Virtually all of the photos uploaded to Twenty20 come straight from contributor’s phones, said Munson, and a majority of new users sell at least one photo in their first month. Though he wouldn’t disclose specifics, he said the platform has thousands of customers, including Google, Uber and Salesforce.

Standing apart

But Twenty20 is up against some tough competition in a crowded field.

Getty Images, the biggest player in the industry, is creaking under the weight of nearly $2 billion in debt it carries, a result of the firm’s leveraged buyout by Washington, D.C., private equity firm Carlyle Group. Still, it is a formidable foe. Bloomberg News reported last month that it generated revenue of nearly $202 million in the second quarter.

Shutterstock, notwithstanding its softened outlook, is expected to generate revenue of $425 million to $430 million this year.

Add to the mix Corbis, chaired by Bill Gates, newcomers Adobe and GoPro and the specter of Instagram itself tapping its cache of some 30 billion images to build a photo-licensing operation that could upend the stock photography sector.

These players are drawn by an exploding market for digital imagery that is projected to hit $6 billion next year, up from $4 billion in 2011.

Despite this increasingly crowded field, Twenty20 thinks the social media look of its photos gives it an edge and puts it more in line with changing tastes.

“It will give them a competitive advantage over other competitors who are trying to compete on price,” said William Hsu, a managing partner at Mucker. “It’s about finding the right content for whatever project you have and price becomes less of an issue.”
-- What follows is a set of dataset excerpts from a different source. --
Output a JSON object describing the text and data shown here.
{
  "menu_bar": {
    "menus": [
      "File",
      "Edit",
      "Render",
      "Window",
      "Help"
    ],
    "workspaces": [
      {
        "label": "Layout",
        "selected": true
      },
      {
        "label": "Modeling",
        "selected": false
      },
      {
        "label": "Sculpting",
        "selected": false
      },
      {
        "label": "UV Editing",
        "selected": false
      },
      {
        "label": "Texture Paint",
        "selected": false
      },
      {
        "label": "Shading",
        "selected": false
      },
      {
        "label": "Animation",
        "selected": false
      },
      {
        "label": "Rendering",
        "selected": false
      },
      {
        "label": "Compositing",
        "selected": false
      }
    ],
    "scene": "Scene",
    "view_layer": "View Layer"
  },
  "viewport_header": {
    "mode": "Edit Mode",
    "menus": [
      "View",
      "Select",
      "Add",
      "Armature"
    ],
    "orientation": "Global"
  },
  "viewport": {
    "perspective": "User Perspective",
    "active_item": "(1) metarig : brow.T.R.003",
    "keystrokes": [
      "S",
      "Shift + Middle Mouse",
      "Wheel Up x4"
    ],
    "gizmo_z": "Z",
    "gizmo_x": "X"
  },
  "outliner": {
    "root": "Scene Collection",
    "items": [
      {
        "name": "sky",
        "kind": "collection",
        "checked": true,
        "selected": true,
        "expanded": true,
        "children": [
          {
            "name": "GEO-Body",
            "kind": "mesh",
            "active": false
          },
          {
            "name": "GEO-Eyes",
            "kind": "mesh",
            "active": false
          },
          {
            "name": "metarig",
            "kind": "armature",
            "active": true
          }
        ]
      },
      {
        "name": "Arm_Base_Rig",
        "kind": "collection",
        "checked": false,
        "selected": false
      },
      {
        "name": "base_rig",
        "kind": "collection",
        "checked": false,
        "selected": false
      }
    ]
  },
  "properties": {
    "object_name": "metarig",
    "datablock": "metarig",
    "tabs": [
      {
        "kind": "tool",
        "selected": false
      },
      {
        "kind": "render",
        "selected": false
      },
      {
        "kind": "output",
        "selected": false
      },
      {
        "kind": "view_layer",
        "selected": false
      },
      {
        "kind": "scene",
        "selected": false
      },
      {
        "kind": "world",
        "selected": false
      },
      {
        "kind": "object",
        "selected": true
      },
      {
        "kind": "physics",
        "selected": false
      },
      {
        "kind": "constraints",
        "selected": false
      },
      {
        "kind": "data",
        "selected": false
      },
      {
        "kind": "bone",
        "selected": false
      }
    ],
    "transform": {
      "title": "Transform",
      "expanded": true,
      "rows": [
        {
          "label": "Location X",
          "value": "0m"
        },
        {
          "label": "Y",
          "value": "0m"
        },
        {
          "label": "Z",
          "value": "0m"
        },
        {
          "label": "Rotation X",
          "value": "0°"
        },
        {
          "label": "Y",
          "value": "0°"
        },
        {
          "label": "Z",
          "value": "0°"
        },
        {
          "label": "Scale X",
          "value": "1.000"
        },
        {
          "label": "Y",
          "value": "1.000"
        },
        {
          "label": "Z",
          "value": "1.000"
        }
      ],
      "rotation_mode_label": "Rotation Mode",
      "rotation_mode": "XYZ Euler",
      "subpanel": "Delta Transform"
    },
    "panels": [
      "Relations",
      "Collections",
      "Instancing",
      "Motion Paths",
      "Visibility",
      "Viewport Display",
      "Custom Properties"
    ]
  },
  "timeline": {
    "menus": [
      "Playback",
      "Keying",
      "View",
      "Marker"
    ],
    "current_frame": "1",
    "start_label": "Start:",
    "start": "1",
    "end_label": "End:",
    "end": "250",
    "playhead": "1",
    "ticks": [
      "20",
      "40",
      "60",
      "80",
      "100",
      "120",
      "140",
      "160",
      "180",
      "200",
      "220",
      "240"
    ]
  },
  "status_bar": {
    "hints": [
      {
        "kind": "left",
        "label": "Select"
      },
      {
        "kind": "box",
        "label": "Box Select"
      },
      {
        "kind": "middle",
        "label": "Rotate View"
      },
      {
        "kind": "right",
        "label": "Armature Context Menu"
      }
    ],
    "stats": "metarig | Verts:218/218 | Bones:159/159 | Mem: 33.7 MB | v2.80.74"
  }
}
Millennials expect a certain aesthetic, said Patrick Mulford, executive creative director of theAudience, an L.A. company that creates social media campaigns for corporate clients.

“They are very cynical of stock photography,” said Mulford, a Twenty20 client. “No one wants to see another woman laughing in a call center with a headset on. No one wants to see another man atop of a mountain with his arms out. They want to see images that are real.”

Twenty20 argues that its ability to deliver such photos is core to its value.

“What we need is stuff that looks natural. The kind of imagery that looks like someone who’s taken it for social media,” Mulford said. “We probably use less images on Twenty20 (than other stock galleries), but they are the more crucial images that we can’t find on the other libraries.”

Challenges

Despite Twenty20’s large gallery, Rohit Kulkarni, vice president of Internet equity research at RBC Capital Markets in Toronto, isn’t surprised by the company’s rapid rise in the stock photography industry.

“The technical-side barriers are very small,” he said. “We see a lot of new entrants into the marketplace. Vertically focused or geographically focused or focused on a specific niche, (startups) can evolve very quickly.”

The bigger obstacle, he said, isn’t building a massive stock photography catalog but managing legal issues around all those images.

“There are legal and indemnification hurdles they need to ensure get taken care of,” he said. To build a stock photo marketplace brands can rely on, Twenty20 needs to ensure against copyright infringement, protect against image theft and manage model releases.

The company tries to tackle legal issues through a combination of human and software compliance protocols. The platform has SMS and email systems that users can use to ask photo models for releases, it hand-checks images for compliance and insures images against lawsuits up to $10,000. It also uses proprietary photo review technology.

“Images are vetted by our software to make sure the image hasn’t been stolen from social media and the Web,” said Munson.